Oltre alla riduzione numerica ed all’invecchiamento del personale, da anni l’ASReM, piuttosto che tenere i concorsi per la nomina dei primari, preferisce affidare la gestione dei reparti “temporaneamente” a dei facenti funzione. Il mancato riconoscimento dello status di primario indebolisce il facente funzione verso i suoi collaboratori ed ancor più verso i superiori gerarchici, che possono sostituirlo ad nutum. La carenza di personale ha portato ad un crescente ricorso alle “prestazioni aggiuntive” (straordinari), che hanno generato stanchezza e sfiducia negli operatori sanitari, oltre che sovracosti. Non è un caso se il SSR del Molise, che ora vorrebbe incrementare i medici disponibili, ha indetto numerosi concorsi che sono andati deserti.

Oltre ai tagli dissennati al personale ed alle strutture, quali fattori hanno concorso alla débâcle del SSR del Molise?

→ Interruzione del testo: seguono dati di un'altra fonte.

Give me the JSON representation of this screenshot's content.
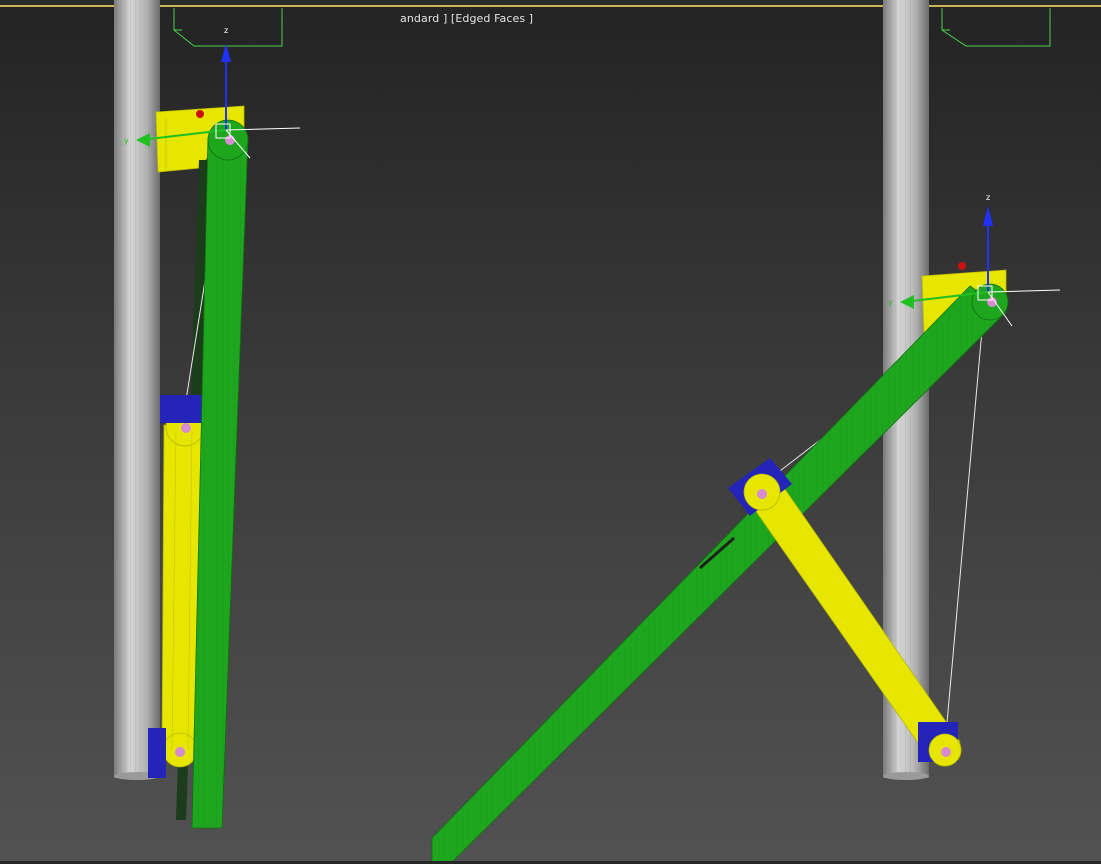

Dal lato del finanziamento derivante dal riparto del cosiddetto fondo indistinto, che in media nazionale rappresenta circa il 95% del finanziamento effettivo dei SSR, il Molise ottiene una quota inferiore a quella che gli competerebbe. Il meccanismo attuale suddivide il fondo indistinto in base alla popolazione residente “pesata” di ciascuna regione, dove i fattori di pesatura sono «frequenza dei consumi sanitari per età e per sesso, tassi di mortalità della popolazione, indicatori relativi a particolari situazioni territoriali ritenuti utili al fine di definire i bisogni sanitari delle regioni ed indicatori epidemiologici territoriali.» (L 662/1996, art. 1, comma 34, primo periodo.). «[…] i pesi sono definiti con decreto del Ministro della salute, di concerto con il Ministro dell’economia e delle finanze, previa intesa con la Conferenza [Stato-regioni]» (DLgs 68/2011, art. 27, comma 7.). «[…] i criteri di cui all’articolo 27 del presente decreto sono rideterminati, con cadenza biennale, previa intesa in sede di Conferenza Stato-Regioni […].» (DLgs 68/2011, art. 29, comma 1.). Se confrontiamo il riparto senza pesatura con quello pesato, scopriamo che vengono premiate le regioni più “anziane” e penalizzate quelle più “giovani”. Nel 2020, la regione più favorita dalla pesatura è stata la Liguria, con il 4,2% in più rispetto al riparto non pesato, mentre la più penalizzata è stata la Campania, con il 3,5% in meno. Per il 2020 il Molise ha ottenuto un fondo indistinto di 580,1 milioni, di cui 3,2 milioni aggiuntivi sono derivati dalla pesatura, un incremento decisamente modesto se consideriamo le diseconomie esterne alle quali è soggetto il SSR del Molise in conseguenza delle difficili condizioni orografiche, non compensate da un’adeguata rete di collegamenti viari, e della polverizzazione degli insediamenti sul territorio (300.000 abitanti dispersi su 136 comuni, di cui solo tre con più di 20.000 abitanti). Appare giusta e necessaria una revisione dei criteri di pesatura, che stranamente non risulta sia stata mai rivendicata dai presidenti della regione Molise o da altri.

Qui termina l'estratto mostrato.